The Three Musketeers: D'Artagnan, Kisah Memikat Antara Kesetiaan dan Pengkhianatan
Sinema ini merupakan bagian pertama dari dwilogi arahan sutradara Martin Bourboulon.
REPUBLIKA.CO.ID, JAKARTA -- Pemuda asal Gascon bernama D'Artagnan (Francois Civil) pergi ke Paris dengan penuh semangat untuk bergabung menjadi musketeer. Namun, sang komandan mengatakan butuh waktu panjang bagi D'Artagnan untuk bisa diangkat sebagai musketeer, prajurit pengawal Raja Prancis.
Momen tidak terduga membuat D'Artagnan akrab dengan tiga sosok muskeeter andal, yakni Athos (Vincent Cassel), Aramis (Romain Duris), serta Porthos (Pio Marmai). Mereka terlibat upaya untuk menemukan pelaku sebuah insiden runyam, yang ternyata mempertaruhkan masa depan Kerajaan Prancis.
Kisah D'Artagnan dan ketiga muskeeter itu bisa disimak dalam film The Three Musketeers: D'Artagnan, yang tayang di bioskop Indonesia mulai 29 November 2023. Sinema ini merupakan bagian pertama dari dwilogi arahan sutradara Martin Bourboulon.
Plotnya didasarkan pada novel sejarah The Three Musketeers (1844) karya penulis Prancis, Alexandre Dumas. Film untuk penonton 13 tahun ke atas ini sarat dengan petualangan autentik, adegan pertempuran, intrik kerajaan, juga batas samar antara kesetiaan dan pengkhianatan.

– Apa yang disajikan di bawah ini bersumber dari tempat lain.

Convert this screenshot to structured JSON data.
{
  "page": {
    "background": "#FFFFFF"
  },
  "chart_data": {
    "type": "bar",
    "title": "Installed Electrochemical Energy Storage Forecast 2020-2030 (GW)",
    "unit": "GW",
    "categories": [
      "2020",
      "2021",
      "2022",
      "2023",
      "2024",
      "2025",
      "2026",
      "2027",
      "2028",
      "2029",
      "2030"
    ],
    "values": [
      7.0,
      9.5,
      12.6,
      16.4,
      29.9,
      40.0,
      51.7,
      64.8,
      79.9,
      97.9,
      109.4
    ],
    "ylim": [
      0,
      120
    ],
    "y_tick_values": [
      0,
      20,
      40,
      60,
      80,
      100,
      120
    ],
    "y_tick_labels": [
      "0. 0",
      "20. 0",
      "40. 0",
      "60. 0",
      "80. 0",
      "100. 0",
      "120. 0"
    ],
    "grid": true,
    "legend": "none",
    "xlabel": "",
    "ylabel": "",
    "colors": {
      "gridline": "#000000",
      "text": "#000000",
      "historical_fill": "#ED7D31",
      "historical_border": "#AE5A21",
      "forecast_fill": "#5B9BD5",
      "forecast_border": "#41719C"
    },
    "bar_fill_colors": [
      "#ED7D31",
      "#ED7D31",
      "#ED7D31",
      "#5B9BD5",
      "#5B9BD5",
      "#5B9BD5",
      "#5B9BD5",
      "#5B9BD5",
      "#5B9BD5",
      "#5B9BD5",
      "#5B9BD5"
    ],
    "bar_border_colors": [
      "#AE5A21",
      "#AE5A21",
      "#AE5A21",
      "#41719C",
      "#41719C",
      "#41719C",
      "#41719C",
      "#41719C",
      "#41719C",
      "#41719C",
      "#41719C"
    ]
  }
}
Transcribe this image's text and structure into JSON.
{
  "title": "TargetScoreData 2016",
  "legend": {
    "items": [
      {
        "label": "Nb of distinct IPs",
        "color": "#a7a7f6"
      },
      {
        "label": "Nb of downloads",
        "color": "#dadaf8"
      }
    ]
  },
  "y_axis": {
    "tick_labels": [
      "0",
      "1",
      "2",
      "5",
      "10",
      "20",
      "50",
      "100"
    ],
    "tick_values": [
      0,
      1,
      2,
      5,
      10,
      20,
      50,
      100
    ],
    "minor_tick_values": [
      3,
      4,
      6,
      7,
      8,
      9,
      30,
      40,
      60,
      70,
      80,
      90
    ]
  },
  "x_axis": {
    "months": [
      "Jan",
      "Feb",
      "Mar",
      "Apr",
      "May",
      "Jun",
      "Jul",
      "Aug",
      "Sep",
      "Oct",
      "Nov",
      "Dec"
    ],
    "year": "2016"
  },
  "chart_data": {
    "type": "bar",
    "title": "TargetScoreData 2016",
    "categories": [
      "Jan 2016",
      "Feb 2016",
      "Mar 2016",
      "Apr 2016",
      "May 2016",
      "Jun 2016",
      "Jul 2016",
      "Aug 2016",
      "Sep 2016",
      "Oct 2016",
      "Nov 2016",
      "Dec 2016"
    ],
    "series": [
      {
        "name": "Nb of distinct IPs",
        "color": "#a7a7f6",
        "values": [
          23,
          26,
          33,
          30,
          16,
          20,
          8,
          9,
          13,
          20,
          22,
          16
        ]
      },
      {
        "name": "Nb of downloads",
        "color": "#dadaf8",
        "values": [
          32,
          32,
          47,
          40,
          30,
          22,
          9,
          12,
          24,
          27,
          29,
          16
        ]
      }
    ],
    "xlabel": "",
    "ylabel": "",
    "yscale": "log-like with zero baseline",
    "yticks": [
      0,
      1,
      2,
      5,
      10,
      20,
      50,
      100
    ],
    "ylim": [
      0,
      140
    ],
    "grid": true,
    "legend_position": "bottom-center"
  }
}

Sejak awal film, penonton sudah disuguhi adegan menegangkan ketika D'Artagnan berusaha menyelamatkan seorang perempuan dari penculikan. Sutradara Bourboulon menghadirkan perkelahian adu pedang dan rentetan baku tembak dengan menegangkan.
Namun, film tidak cuma berisi berbagai adegan laga. Ada kisah memikat yang membuat penonton ingin menyelami lebih jauh sosok D'Artagnan, begitu juga sosok Athos, Porthos, dan Aramis. Sosok pendukung lain seperti Milady de Winter, Constance Bonacieux, King Louis XIII, Anne of Austria, Duke of Buckingham, dan Cardinal Richelieu juga punya peran signifikan dalam cerita.
Pemilihan cermat para tokoh dalam film amat mendukung The Three Musketeers: D'Artagnan sebagai sebuah paket lengkap, mengawinkan petualangan, thriller, humor, dan drama. Suasana Prancis di tahun 1627-an di tengah ancaman perang pun terlihat sangat nyata.
Di awal, penonton mungkin sedikit kebingungan membedakan satu sosok dengan lainnya. Akan tetapi, lambat laun penonton akan mengenali satu per satu tokoh dengan baik, didukung alur cerita yang tepat dan tidak tergesa-gesa. Film ini pun kian mendekatkan penonton pada kisah Three Musketeers yang tenar dengan motto "Semua untuk satu dan satu untuk semua!".
Malah, banyak keluhan penonton terdengar ketika sekitar dua jam durasi film berakhir, pada momen yang cukup menggantung. Penonton perlu bersabar menantikan lanjutan film, The Three Musketeers: Milady, yang kemungkinan tayang di bioskop Indonesia tahun depan.